On Alan's album of covers, Under the influence, Alan made clear that one of his influences was Don Williams. This mellow album is devoid of all the good-time rocking songs like Chattahoochee and Don't rock the jukebox, while it also lacks any real tear-jerkers like Here in the real world. That said, the album does have some sadness, like Gone crazy, but even here it seems that Alan has accepted the situation and is past the stage of being upset.
Another great song is Little man, a song about what a town used to be like in the old days - another song with a tinge of sadness but philosophical acceptance. There are happier songs here too, like Right on the money and I'll go on loving you.
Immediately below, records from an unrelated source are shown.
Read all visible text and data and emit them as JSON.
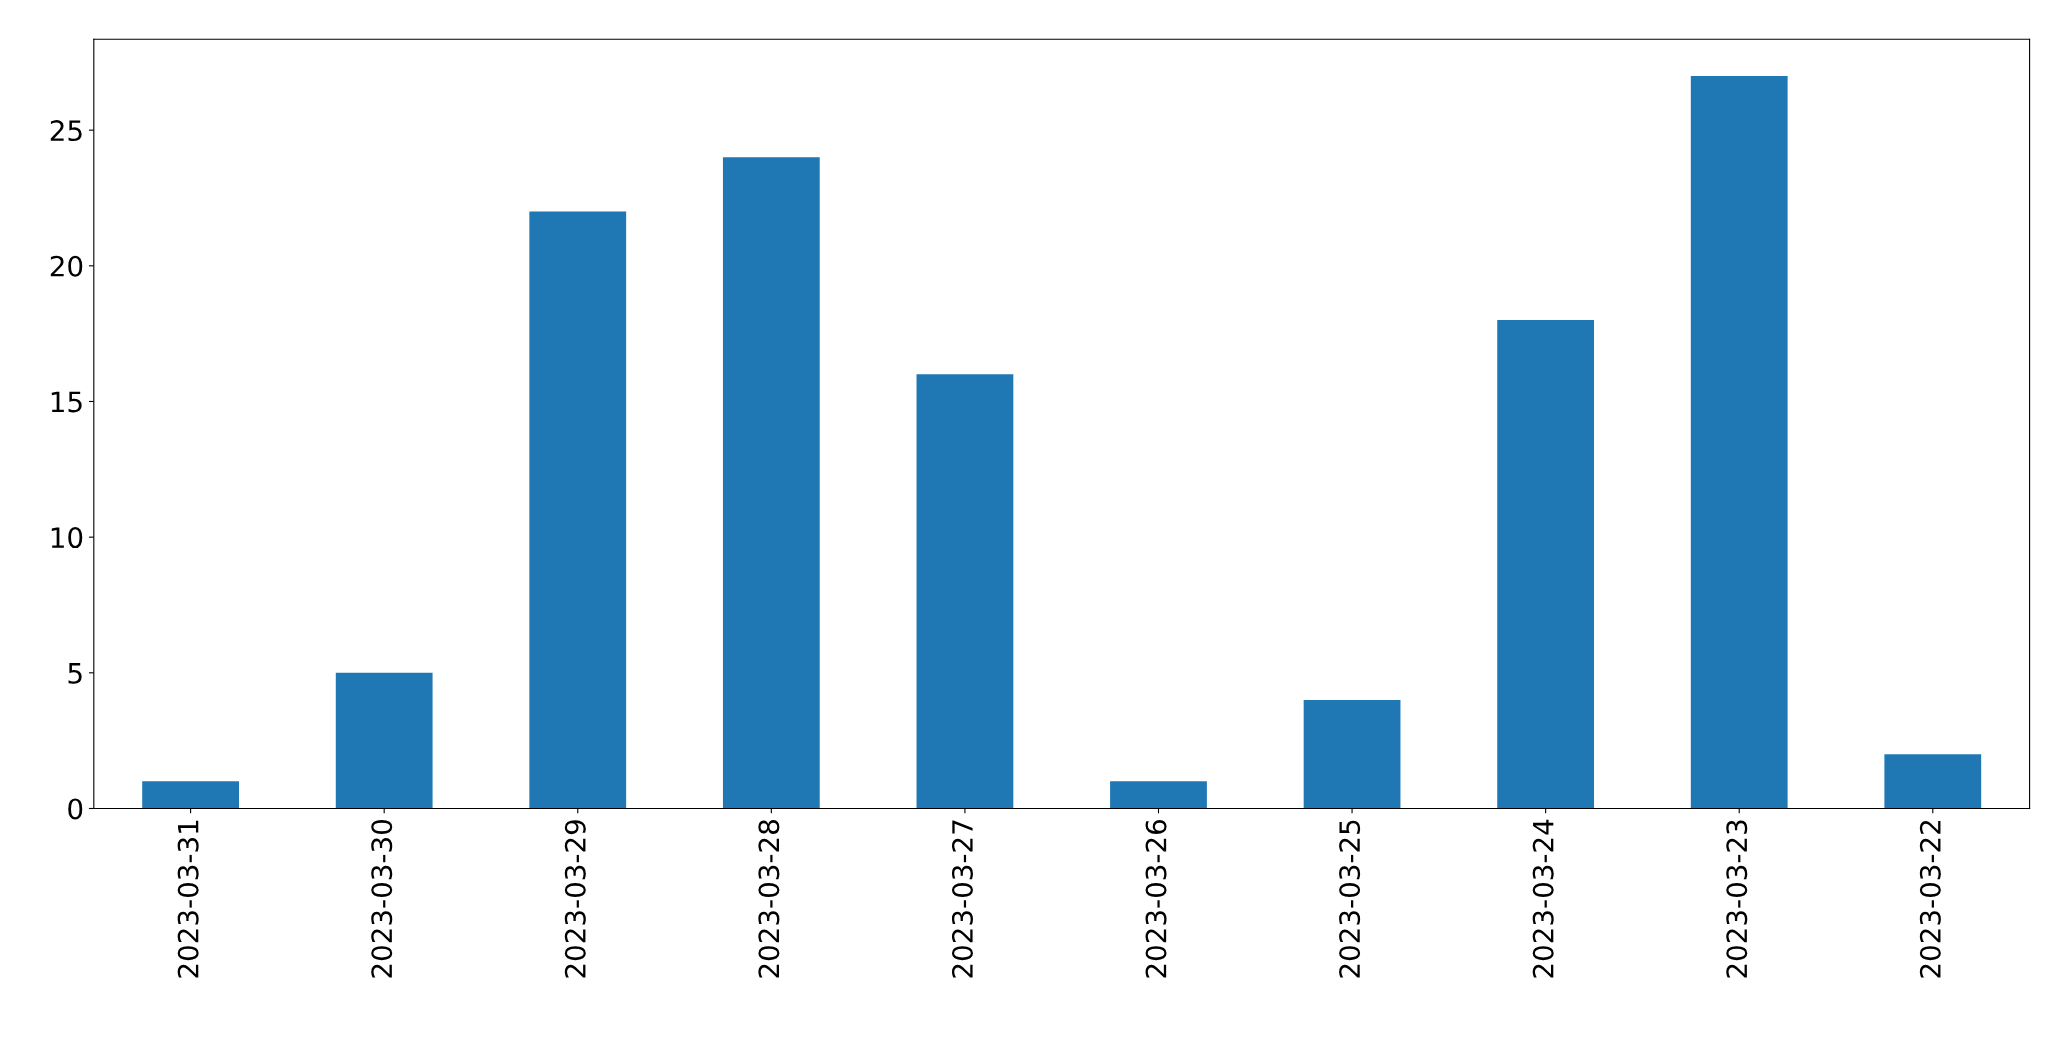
{
  "chart_data": {
    "type": "bar",
    "categories": [
      "2023-03-31",
      "2023-03-30",
      "2023-03-29",
      "2023-03-28",
      "2023-03-27",
      "2023-03-26",
      "2023-03-25",
      "2023-03-24",
      "2023-03-23",
      "2023-03-22"
    ],
    "values": [
      1,
      5,
      22,
      24,
      16,
      1,
      4,
      18,
      27,
      2
    ],
    "color": "#1f77b4",
    "ylim": [
      0,
      28.35
    ],
    "yticks": [
      0,
      5,
      10,
      15,
      20,
      25
    ],
    "grid": false,
    "legend": false
  }
}
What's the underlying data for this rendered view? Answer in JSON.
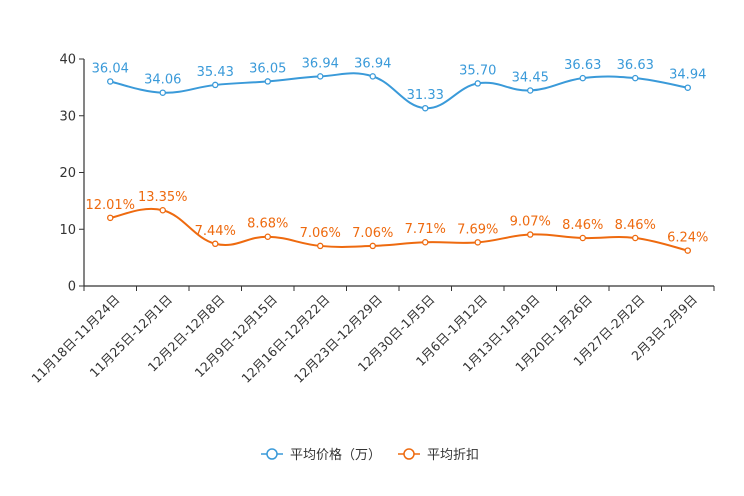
{
  "chart_data": {
    "type": "line",
    "categories": [
      "11月18日-11月24日",
      "11月25日-12月1日",
      "12月2日-12月8日",
      "12月9日-12月15日",
      "12月16日-12月22日",
      "12月23日-12月29日",
      "12月30日-1月5日",
      "1月6日-1月12日",
      "1月13日-1月19日",
      "1月20日-1月26日",
      "1月27日-2月2日",
      "2月3日-2月9日"
    ],
    "ylim": [
      0,
      40
    ],
    "yticks": [
      0,
      10,
      20,
      30,
      40
    ],
    "series": [
      {
        "name": "平均价格（万）",
        "color": "#3a9ad9",
        "values": [
          36.04,
          34.06,
          35.43,
          36.05,
          36.94,
          36.94,
          31.33,
          35.7,
          34.45,
          36.63,
          36.63,
          34.94
        ],
        "labels": [
          "36.04",
          "34.06",
          "35.43",
          "36.05",
          "36.94",
          "36.94",
          "31.33",
          "35.70",
          "34.45",
          "36.63",
          "36.63",
          "34.94"
        ]
      },
      {
        "name": "平均折扣",
        "color": "#ee6a0f",
        "values": [
          12.01,
          13.35,
          7.44,
          8.68,
          7.06,
          7.06,
          7.71,
          7.69,
          9.07,
          8.46,
          8.46,
          6.24
        ],
        "labels": [
          "12.01%",
          "13.35%",
          "7.44%",
          "8.68%",
          "7.06%",
          "7.06%",
          "7.71%",
          "7.69%",
          "9.07%",
          "8.46%",
          "8.46%",
          "6.24%"
        ]
      }
    ],
    "legend_position": "bottom-center",
    "grid": false
  }
}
Alan reflects on the past and also looks to the future in What a day yesterday was, hoping that life will continue to be just as good. The tempo picks up a little on Hurting comes easy and a bit more on Another good reason, but even this track, while fast by the standards of this album, is slow compared to many of Alan's classic up-tempo songs. The closing Amarillo, like all the songs here, is an original song and should not be confused with Emmylou's song of the same title.
On this album, Alan gives the impression of being comparatively at ease with the world - nothing to get too excited about, but nothing to get too sad about either. It is exactly the kind of album that Don recorded in the seventies and eighties, albeit with a contemporary production. I like this album a lot. It does not show the full range of Alan's capability but there are times when this is just the kind of album I want to listen to.